I tried both gtf files. I made sure they were unziped before uploading. I tried removing the first 4 lines which are comments.
I was using the genome file provided by Galaxy for sars cov-2 but it doesnt have an attached gtf file so i was importing these. I am using the galaxy.eu server
The same RNA seq files I was able to align with RNA STAR to the human genome (hg19) from (http://hgdownload.soe.ucsc.edu/goldenPath/hg19/bigZips/genes/hg19.refGene.gtf.gz) which I found on this support thread (Help for Differential Expression Analysis).

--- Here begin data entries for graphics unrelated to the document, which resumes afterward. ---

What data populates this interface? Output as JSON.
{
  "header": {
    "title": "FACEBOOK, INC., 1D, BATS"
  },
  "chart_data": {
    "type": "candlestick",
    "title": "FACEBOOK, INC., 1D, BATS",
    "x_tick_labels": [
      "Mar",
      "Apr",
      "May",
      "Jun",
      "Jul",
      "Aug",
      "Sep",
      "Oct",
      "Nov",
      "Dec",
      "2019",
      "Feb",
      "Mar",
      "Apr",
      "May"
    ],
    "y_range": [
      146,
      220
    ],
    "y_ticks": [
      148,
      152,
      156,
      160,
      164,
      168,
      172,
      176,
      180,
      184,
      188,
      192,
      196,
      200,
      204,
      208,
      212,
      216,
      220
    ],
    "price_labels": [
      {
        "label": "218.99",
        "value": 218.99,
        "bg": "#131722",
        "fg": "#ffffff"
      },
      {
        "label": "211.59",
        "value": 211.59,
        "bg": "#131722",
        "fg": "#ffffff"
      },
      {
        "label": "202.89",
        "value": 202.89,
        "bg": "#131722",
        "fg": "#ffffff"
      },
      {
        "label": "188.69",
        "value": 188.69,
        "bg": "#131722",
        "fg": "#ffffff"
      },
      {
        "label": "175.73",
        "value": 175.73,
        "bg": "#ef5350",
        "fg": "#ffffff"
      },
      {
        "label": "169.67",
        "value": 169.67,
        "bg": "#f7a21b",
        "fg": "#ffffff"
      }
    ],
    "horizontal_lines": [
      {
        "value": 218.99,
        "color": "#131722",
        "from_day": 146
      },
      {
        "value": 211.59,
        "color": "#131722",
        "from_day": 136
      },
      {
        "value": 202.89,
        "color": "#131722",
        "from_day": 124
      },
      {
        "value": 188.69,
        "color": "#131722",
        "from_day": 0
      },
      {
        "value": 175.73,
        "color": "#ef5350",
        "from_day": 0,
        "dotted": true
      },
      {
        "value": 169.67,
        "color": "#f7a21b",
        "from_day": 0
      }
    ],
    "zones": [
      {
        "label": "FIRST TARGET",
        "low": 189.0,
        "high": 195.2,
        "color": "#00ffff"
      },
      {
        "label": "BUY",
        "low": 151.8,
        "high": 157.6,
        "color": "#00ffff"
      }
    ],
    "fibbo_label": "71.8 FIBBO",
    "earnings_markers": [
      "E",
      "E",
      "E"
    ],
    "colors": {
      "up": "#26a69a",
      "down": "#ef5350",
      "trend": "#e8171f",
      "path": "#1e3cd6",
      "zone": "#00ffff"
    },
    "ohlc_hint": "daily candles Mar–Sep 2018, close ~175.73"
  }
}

When I look at the begining of the files both the human and the covid file look the same (after i removed the comment lines). The third line in both files is “features”

Any help is appretiated!

Ermela

1 Like

Hi Ermela and welcome here,

a simple explanation for the ebi/gencode link: this file is not providing SARS-CoV-2 annotations, but annotations of Covid-19 (the disease)-related human genes.

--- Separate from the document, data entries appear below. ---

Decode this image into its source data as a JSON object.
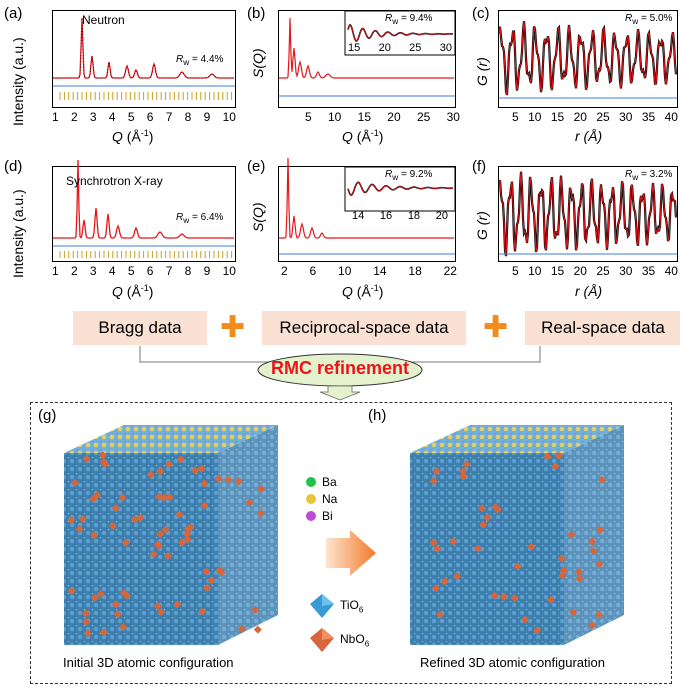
{
  "panels": {
    "a": {
      "letter": "(a)",
      "title": "Neutron",
      "ylabel": "Intensity (a.u.)",
      "xlabel_main": "Q",
      "xlabel_unit": " (Å",
      "xlabel_sup": "-1",
      "xlabel_end": ")",
      "rw": "R",
      "rw_sub": "w",
      "rw_val": " = 4.4%",
      "xticks": [
        "1",
        "2",
        "3",
        "4",
        "5",
        "6",
        "7",
        "8",
        "9",
        "10"
      ]
    },
    "b": {
      "letter": "(b)",
      "ylabel": "S(Q)",
      "xlabel_main": "Q",
      "xlabel_unit": " (Å",
      "xlabel_sup": "-1",
      "xlabel_end": ")",
      "rw": "R",
      "rw_sub": "w",
      "rw_val": " = 9.4%",
      "xticks": [
        "5",
        "10",
        "15",
        "20",
        "25",
        "30"
      ],
      "inset_xticks": [
        "15",
        "20",
        "25",
        "30"
      ]
    },
    "c": {
      "letter": "(c)",
      "ylabel": "G (r)",
      "xlabel": "r (Å)",
      "rw": "R",
      "rw_sub": "w",
      "rw_val": " = 5.0%",
      "xticks": [
        "5",
        "10",
        "15",
        "20",
        "25",
        "30",
        "35",
        "40"
      ]
    },
    "d": {
      "letter": "(d)",
      "title": "Synchrotron X-ray",
      "ylabel": "Intensity (a.u.)",
      "xlabel_main": "Q",
      "xlabel_unit": " (Å",
      "xlabel_sup": "-1",
      "xlabel_end": ")",
      "rw": "R",
      "rw_sub": "w",
      "rw_val": " = 6.4%",
      "xticks": [
        "1",
        "2",
        "3",
        "4",
        "5",
        "6",
        "7",
        "8",
        "9",
        "10"
      ]
    },
    "e": {
      "letter": "(e)",
      "ylabel": "S(Q)",
      "xlabel_main": "Q",
      "xlabel_unit": " (Å",
      "xlabel_sup": "-1",
      "xlabel_end": ")",
      "rw": "R",
      "rw_sub": "w",
      "rw_val": " = 9.2%",
      "xticks": [
        "2",
        "6",
        "10",
        "14",
        "18",
        "22"
      ],
      "inset_xticks": [
        "14",
        "16",
        "18",
        "20"
      ]
    },
    "f": {
      "letter": "(f)",
      "ylabel": "G (r)",
      "xlabel": "r (Å)",
      "rw": "R",
      "rw_sub": "w",
      "rw_val": " = 3.2%",
      "xticks": [
        "5",
        "10",
        "15",
        "20",
        "25",
        "30",
        "35",
        "40"
      ]
    }
  },
  "flow": {
    "bragg": "Bragg data",
    "reciprocal": "Reciprocal-space data",
    "real": "Real-space data",
    "rmc": "RMC refinement"
  },
  "bottom": {
    "g_letter": "(g)",
    "h_letter": "(h)",
    "initial": "Initial 3D atomic configuration",
    "refined": "Refined 3D atomic configuration",
    "legend_atoms": [
      {
        "label": "Ba",
        "color": "#22c24a"
      },
      {
        "label": "Na",
        "color": "#e8c43a"
      },
      {
        "label": "Bi",
        "color": "#c04ad6"
      }
    ],
    "legend_poly": [
      {
        "label": "TiO",
        "sub": "6",
        "color": "#3a9ad6"
      },
      {
        "label": "NbO",
        "sub": "6",
        "color": "#d8663a"
      }
    ]
  },
  "colors": {
    "fit": "#e8161b",
    "data": "#000000",
    "diff": "#3a7fe0",
    "bragg": "#c8a020",
    "accent": "#f28a1c"
  }
}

For the NCBI annotations: I guess you should take that very first line of the error message literally - there are no exon lines in that file.
This is because SARS-CoV-2 doesn’t really have exons, but subgenomic RNAs and peptides cleaved from precursors, but RNA STAR is not prepared to handle such types of features.

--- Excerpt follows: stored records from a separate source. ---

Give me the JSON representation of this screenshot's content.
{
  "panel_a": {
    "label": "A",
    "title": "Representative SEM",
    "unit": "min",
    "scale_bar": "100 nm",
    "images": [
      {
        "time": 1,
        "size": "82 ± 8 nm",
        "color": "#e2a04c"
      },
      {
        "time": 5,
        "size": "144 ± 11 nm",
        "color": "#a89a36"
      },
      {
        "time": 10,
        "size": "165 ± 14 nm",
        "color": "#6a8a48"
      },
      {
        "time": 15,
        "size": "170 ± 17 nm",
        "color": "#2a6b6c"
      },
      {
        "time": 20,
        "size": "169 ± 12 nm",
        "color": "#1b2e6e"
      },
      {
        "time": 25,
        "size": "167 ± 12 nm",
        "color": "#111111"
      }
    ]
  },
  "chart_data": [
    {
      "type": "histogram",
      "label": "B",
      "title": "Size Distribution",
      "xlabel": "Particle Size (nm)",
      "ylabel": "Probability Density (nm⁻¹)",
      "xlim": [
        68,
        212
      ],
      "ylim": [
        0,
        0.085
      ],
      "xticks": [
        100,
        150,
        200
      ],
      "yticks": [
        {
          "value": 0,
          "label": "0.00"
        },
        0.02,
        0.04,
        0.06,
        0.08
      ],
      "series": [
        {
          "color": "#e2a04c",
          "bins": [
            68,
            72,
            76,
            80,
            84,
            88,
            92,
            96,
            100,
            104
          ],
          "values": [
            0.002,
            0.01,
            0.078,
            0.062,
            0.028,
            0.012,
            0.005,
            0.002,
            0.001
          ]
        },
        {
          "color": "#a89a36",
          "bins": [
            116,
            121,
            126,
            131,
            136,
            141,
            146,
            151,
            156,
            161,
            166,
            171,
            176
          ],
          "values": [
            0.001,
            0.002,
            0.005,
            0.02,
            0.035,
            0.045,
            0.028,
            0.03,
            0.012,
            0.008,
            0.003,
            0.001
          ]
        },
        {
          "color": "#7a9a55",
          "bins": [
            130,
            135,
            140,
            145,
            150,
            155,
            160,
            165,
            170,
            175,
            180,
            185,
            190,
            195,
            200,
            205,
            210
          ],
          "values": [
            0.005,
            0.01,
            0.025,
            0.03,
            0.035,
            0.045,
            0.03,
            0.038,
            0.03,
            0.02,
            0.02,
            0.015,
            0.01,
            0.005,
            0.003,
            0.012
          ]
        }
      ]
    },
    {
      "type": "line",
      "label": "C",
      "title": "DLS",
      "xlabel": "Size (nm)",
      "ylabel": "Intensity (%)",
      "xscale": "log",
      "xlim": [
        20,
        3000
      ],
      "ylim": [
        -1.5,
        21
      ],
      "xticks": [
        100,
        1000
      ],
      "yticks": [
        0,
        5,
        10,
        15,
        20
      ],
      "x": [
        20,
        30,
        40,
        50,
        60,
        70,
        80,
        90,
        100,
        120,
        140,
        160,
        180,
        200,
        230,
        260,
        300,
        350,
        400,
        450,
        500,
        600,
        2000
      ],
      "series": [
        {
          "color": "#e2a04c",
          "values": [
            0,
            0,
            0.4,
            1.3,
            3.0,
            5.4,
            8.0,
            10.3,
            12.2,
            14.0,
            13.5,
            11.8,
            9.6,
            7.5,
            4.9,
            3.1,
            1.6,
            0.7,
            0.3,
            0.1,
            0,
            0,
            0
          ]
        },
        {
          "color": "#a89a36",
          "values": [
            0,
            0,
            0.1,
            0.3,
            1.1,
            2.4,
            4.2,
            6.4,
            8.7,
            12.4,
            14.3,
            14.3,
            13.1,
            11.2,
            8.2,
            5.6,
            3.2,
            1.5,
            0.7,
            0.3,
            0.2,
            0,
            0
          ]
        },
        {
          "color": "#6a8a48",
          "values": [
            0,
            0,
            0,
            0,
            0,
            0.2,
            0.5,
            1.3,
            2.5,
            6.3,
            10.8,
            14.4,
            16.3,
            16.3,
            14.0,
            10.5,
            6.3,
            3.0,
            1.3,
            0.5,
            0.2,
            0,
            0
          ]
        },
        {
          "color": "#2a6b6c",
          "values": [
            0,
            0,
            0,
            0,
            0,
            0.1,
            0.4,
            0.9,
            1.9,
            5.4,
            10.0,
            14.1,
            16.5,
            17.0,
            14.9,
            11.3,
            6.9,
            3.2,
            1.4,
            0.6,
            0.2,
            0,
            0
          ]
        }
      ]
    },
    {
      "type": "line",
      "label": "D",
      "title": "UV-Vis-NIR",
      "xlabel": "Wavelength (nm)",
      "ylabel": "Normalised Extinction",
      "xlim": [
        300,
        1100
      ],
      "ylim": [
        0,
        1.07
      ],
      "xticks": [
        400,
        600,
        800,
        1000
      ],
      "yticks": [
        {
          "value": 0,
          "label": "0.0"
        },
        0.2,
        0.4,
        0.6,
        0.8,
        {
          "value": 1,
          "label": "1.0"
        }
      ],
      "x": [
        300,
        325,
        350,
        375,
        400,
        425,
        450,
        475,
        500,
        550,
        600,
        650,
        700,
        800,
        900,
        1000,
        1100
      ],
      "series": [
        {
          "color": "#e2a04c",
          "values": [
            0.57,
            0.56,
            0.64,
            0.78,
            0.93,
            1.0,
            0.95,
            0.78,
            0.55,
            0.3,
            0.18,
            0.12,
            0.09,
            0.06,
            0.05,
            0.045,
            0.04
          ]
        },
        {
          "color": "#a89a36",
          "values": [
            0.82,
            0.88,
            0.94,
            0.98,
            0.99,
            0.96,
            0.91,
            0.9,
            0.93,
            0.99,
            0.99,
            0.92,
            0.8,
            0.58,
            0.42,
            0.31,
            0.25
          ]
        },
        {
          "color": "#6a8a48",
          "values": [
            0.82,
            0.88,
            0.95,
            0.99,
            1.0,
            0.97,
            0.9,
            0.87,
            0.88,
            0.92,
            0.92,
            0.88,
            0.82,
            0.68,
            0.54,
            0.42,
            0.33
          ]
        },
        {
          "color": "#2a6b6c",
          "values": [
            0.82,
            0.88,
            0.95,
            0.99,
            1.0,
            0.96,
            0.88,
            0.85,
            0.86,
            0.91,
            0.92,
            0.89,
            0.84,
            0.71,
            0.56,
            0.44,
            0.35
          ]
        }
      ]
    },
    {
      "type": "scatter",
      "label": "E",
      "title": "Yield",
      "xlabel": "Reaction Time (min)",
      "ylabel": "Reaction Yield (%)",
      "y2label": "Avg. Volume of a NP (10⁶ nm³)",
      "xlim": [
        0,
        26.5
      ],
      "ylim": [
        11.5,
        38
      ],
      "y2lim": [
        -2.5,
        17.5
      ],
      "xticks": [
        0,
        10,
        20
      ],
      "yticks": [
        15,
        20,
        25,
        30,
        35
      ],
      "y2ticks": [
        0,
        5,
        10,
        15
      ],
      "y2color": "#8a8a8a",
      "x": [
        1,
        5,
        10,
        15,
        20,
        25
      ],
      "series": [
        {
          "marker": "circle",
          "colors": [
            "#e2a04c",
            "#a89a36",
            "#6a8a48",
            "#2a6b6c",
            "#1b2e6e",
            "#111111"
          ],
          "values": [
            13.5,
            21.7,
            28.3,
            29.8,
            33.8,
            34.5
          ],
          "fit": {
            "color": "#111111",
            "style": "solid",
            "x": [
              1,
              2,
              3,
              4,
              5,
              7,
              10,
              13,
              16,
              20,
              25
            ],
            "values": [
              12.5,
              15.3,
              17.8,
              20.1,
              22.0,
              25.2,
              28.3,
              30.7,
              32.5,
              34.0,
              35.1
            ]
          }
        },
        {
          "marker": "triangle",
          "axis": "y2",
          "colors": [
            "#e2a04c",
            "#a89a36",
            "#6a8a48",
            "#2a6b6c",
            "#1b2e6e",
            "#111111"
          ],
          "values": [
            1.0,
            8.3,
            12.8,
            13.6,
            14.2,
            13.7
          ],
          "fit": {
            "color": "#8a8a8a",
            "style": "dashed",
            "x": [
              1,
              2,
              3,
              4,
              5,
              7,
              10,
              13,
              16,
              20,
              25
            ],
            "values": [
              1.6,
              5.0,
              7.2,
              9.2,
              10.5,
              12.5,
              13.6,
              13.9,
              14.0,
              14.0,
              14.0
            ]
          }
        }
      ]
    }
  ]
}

In general, I’m also not sure that STAR is the right aligner for this type of data. It may well make to many splice-machinery specfic assumptions to do a good job here.
There’s also the question which kind of input data you are trying to analyze. Assigning reads to subgenomic RNA species makes most sense for long-read data.
We’ve tried this kind of thing before and actually have a public WF on usegalaxy.eu that uses minimap2 for the job: Galaxy | Europe | Published Workflow | SARS-CoV-2: map ONT reads to transcripts

2 Likes

The preprint of the work using this workflow is https://www.biorxiv.org/content/10.1101/2020.07.18.204362v1
and the minimap2 settings should essentially be those used in https://www.cell.com/cell/fulltext/S0092-8674(20)30406-2

2 Likes

Thanks for the fast response. I think youre right to some degree but I also figured out the chromosome naming convention may have been giving me an error message. I found this excerpt in the STAR manual which may help some people.

2.2.2 Which annotations to use?
The use of the most comprehensive annotations for a given species is strongly recommended. Very
importantly, chromosome names in the annotations GTF file have to match chromosome names in the
FASTA genome sequence files. For example, one can use ENSEMBL FASTA files with ENSEMBL
GTF files, and UCSC FASTA files with UCSC FASTA files. However, since UCSC uses chr1, chr2,
… naming convention, and ENSEMBL uses 1, 2, … naming, the ENSEMBL and UCSC FASTA
and GTF files cannot be mixed together, unless chromosomes are renamed to match between the
FASTA anf GTF files.

I will definitely try minimap2 first i think this may do the trick. For my experiment I have infected 293T cells with COV-2 and sent them for RNA seq. When I got the data back a lot of the reads in the infected cells did not map to the human genome (about 70% vs 5% unmapped reads in the uninfected control) I wanted to map these reads to the COV-2 genome both as a sanity check and maybe to show how infected these cells are.